Protokoll der Sitzung vom 05.12.2014

(Zuruf von den PIRATEN)

Durch die internationale Finanzierung von Kohlekraftprojekten beteiligt sich aber auch Deutschland indirekt an diesen Menschenrechtsverletzungen.

(Zuruf von Dietmar Brockes [FDP])

Der dritte Aspekt: Die Kohlekraftwerke vor Ort sind auch kein nennenswerter Faktor für die Arbeitsplätze – besonders nicht im Vergleich zu den erneuerbaren Energien. In Südafrika wurde beispielsweise zwischen 1980 und 2000 die in Kohlekraftwerken produzierte Strommenge verdoppelt, während im gleichen Zeitraum mehr als 60 % der Arbeitsplätze in diesem Sektor abgebaut wurden.
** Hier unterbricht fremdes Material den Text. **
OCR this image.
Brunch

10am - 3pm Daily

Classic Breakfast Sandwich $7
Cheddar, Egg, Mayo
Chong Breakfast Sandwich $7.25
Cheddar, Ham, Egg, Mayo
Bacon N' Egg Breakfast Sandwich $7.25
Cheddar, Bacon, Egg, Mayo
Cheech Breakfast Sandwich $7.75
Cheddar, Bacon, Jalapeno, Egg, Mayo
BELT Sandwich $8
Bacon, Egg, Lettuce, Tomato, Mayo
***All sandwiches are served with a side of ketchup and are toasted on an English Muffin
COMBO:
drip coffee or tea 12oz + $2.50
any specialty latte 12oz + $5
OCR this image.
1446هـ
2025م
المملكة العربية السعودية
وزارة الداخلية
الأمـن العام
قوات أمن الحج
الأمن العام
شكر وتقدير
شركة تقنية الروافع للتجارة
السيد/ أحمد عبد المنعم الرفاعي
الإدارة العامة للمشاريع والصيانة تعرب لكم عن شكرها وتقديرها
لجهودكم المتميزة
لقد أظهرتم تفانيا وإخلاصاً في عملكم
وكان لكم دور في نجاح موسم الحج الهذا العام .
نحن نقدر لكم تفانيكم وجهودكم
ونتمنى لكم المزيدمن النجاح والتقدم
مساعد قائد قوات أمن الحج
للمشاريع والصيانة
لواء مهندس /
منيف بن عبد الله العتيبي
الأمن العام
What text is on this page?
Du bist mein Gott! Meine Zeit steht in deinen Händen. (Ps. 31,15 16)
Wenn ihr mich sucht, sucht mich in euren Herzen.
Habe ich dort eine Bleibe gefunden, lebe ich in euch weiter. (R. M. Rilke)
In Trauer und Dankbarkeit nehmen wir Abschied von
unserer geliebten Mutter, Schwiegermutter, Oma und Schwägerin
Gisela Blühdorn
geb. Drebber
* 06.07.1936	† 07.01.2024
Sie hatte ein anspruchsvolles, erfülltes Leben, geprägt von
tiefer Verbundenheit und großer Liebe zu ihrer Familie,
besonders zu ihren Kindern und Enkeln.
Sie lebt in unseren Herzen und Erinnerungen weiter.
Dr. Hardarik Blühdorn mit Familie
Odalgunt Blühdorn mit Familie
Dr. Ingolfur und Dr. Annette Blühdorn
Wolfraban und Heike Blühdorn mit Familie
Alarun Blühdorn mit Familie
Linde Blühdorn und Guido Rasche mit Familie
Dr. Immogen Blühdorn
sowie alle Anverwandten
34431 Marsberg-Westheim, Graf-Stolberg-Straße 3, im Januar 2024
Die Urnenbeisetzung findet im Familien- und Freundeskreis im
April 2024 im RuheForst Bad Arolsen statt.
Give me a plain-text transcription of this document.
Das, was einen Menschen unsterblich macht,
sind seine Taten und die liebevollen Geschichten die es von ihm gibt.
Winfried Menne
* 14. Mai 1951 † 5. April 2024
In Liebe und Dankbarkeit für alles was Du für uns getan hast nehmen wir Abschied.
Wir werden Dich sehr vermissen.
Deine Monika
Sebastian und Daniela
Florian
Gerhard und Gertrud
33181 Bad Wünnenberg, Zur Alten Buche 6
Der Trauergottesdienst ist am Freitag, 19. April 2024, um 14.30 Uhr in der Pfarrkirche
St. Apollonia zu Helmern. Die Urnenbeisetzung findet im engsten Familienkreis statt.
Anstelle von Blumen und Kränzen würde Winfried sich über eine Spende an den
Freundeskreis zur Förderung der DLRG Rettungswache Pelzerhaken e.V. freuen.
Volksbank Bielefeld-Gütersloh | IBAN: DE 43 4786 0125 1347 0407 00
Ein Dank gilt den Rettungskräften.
Gerne sage ich noch etwas zu den Arbeitsplätzen hier bei uns – auch das hatten wir gestern schon in der Debatte –: Die Arbeitsplätze im Bereich erneuerbare Energien in NRW und in ganz Deutschland – wo wir in den letzten Jahren Arbeitsplätze verloren haben – könnte man unterstützen, indem man KfWKredite in diese Richtung weiterhin unterstützt.

(Beifall von den GRÜNEN)

Liebe Kolleginnen und Kollegen, Sie sind eine Erklärung schuldig geblieben, was der Mehrwert für die Menschen vor Ort ist, wenn Deutschland Investitionen in Kohlekraftwerke unterstützt. Denn im Gegensatz dazu gibt es die billigste Stromversorgung nun einmal durch Wind- und Solarenergie – auch im Vergleich zu Kohle und Atom. Biomasse, Wasserkraft und Geothermie können je nach Bedingungen vor Ort und je nach Nachhaltigkeitskriterien eine sehr, sehr gute Ergänzung sein.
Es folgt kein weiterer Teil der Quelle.